Unless one has been living under a rock or has been on a long hiking trip to Scandinavia, the glitz and glamour and noise of the Indian Premier League is unlikely to have escaped anyone.
Like a Bhai movie releasing every Eid, the IPL has taken upon itself to entertain and amaze the cricket fans of this country and the world every summer (to the detriment of every major and minor film release in the summer).
How is the 2018 edition of the IPL going then?
Does it match the skill and entertainment levels of previous seasons past?
Or is if much of the same, the same-old-same-old?
Here are a few key observations taken from this year’s IPL, half-way through the 2018 edition:
The Sunrisers Shine Brighter Than Anyone
Sunrisers Hyderabad are a team that often flies under the radar. Devoid of superstar names such as Kohli, Dhoni and De Villiers among others, the Sunrisers have still managed to play well, better than any other team this season.
Led by the charismatic Kiwi Kane Williamson, Hyderabad have batted well and posted competitive totals for their impressive bowling unit to defend.
Yes, an impressive bowling unit. In a 20-over tournament.
Never heard that before, right?
Led by Bhuvaneshawar Kumar, a man whose clever change of pace and variations has proved useful on India’s flat tracks, the Sunrisers have risen to the occasion and have consistently supplemented and even, overdone their batting unit.
And, Kumar isn’t the only one. In Afghani leg break bowler Rashid Khan (whose auction valuation of Rs 9 crore seems like a bargain now) and homegrown Siddharth Kaul, the team has a squad of unheralded players that are outperforming most.
And to think, this is the same team that had to deal with the mercurial David Warner quitting captaincy and choosing not to play this season.
Chennai’s Super Kings Still Got It
The two-year suspension faced by CSK and Rajasthan Royals for their part in the IPL betting scandal was the most ignominious of CSK’s long and storied history.

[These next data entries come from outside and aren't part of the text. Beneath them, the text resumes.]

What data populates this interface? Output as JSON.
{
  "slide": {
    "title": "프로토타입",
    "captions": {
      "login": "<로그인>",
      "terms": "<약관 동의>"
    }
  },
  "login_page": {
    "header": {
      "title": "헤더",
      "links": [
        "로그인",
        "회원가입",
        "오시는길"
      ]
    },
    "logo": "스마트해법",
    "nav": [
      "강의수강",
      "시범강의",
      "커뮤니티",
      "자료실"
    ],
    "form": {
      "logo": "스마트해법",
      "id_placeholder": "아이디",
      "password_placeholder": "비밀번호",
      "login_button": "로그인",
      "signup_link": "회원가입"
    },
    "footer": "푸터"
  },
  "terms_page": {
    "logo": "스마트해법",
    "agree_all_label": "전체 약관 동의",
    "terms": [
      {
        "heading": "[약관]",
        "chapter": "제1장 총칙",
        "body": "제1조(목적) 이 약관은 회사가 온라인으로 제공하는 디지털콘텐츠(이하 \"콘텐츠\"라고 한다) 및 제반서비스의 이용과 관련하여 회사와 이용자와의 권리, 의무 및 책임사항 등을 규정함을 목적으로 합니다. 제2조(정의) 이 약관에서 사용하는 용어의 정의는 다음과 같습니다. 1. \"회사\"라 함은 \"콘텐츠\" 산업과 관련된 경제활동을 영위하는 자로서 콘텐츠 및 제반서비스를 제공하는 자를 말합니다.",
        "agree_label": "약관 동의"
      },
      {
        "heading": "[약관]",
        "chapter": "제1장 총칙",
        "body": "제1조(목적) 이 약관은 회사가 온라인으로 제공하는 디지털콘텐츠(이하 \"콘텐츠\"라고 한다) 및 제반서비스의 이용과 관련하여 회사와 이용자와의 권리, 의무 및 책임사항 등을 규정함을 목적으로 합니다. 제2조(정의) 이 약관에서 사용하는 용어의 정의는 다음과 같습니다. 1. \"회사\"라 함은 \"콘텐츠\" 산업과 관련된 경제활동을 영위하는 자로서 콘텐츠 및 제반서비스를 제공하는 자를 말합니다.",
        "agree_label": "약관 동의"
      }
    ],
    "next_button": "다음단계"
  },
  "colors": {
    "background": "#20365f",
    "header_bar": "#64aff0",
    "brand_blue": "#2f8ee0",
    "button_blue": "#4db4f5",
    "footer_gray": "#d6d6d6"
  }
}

As the most consistently great team in the Indian Premier League, it was a shame when the men in yellow were suspended.
And, one would have thought that after its players spending the last two seasons with other teams in the wilderness, CSK would not best its usual performances.
Alas, that is not so. It’s like the men from Chennai had never left the Indian Premier League
On the back of a consistently performing batting unit and coupled with their long, rich experience of winning matches even when they aren’t playing well, Chennai will be a team no other team in the IPL would like to face in the knockout stages.
Bangalore and Delhi continue to flatter to deceive
I don’t get RCB. With stars such as Virat Kohli, AB De Villiers and Brendon McCullum in their ranks, they have the kind of batting unit that can put the world’s best teams to shame.
And yet, they never seem to turn up or do so consistently.
Apart from that season when Virat Kohli went into God mode or the other when Gayle-storm first hit Indian shores, RCB has always punched below its weight.
Over-reliance on Kohli has been an issue. So has the inconsistency of the rest of the unit, both batting and bowling.
Also, and maybe this is too early to say but, should RCB have let Gayle go?
Maybe, just maybe not.
On the other hand, Delhi is a team with no fighting strength or depth. The less said, the better because, since their semi-final appearances in the early days of the IPL, Delhi has disappointed.
Here are some other minor takeaways from this season’s Indian Premier League,
1. This season has seen a lot of homegrown players burst on to the scene. Whether it is Suryakumar Yadav (Mumbai) and Rishab Pant (Delhi) with the bat or Hardik Pandya (Mumbai) and Siddharth Kaul (Hyderabad) with the ball, the performances of Indian players this year has been great.
2. Speaking of Indian players, the performances of KL Rahul and Ambati Rayadu only stand to tell the people and selectors what the Indian team may be missing in their international squads.
3. Maybe it’s time to let some other team take Delhi’s place in the league?
4. Sure in the current climate, Pune is a safer venue but, it is nowhere close to the Chidambaram stadium in Chennai.